= Catherine Martin (director) =

Canadian screenwriter and film director

Catherine Martin (born 1958) is a Canadian screenwriter and film director.

Martin was born in Hull, Quebec. A graduate of the film studies program at Concordia University, she made a number of short films, including the "Shirley Bear" segment of the anthology film Five Feminist Minutes, before releasing her debut feature film Marriages (Mariages) in 2001. The film was named to the Toronto International Film Festival's annual Canada's Top Ten list for 2001, and Martin received a Genie Award nomination for Best Screenplay at the 22nd Genie Awards.

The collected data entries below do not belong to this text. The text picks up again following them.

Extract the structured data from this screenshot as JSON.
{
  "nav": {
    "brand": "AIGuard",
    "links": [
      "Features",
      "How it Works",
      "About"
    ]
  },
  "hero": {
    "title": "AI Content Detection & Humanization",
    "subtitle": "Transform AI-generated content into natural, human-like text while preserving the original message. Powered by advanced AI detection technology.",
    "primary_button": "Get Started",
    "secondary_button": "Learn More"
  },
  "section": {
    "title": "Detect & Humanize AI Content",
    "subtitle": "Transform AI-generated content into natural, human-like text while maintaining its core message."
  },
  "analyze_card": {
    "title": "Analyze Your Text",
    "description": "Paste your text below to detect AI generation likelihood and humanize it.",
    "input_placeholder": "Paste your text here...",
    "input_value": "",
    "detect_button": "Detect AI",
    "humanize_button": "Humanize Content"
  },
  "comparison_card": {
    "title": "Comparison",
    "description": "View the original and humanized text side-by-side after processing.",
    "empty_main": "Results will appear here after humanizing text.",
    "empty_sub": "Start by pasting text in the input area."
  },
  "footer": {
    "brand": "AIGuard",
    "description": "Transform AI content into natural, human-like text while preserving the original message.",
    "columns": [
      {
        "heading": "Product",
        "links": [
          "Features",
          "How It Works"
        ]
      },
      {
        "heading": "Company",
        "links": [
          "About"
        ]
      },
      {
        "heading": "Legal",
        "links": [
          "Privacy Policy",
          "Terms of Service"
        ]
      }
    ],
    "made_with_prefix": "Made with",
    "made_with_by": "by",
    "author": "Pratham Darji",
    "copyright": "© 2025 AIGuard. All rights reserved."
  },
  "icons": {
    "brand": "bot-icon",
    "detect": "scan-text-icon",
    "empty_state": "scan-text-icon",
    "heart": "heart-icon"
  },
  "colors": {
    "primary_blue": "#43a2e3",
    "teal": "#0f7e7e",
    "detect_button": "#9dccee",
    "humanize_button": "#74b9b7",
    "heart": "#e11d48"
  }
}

She followed up with the documentary film Ocean (Océan) in 2002, which was again named to that year's Canada's Top Ten list. In 2006 she released both the documentary film The Spirit of Places (L'Esprit des lieux) and the narrative feature film In the Cities (Dans les villes).

In 2010 she released Mourning for Anna (Trois temps après la mort d'Anna), which again made the Canada's Top Ten list for 2010.

In 2011 she collaborated with musicians Sebastien Grainger, Dan Werb and Jennifer Castle on a short film about the Mingan Archipelago National Park Reserve, as part of the National Parks Project.

She has since released the feature film Une jeune fille in 2013, and the documentary film Some of My Friends (Certains de mes amis) in 2017.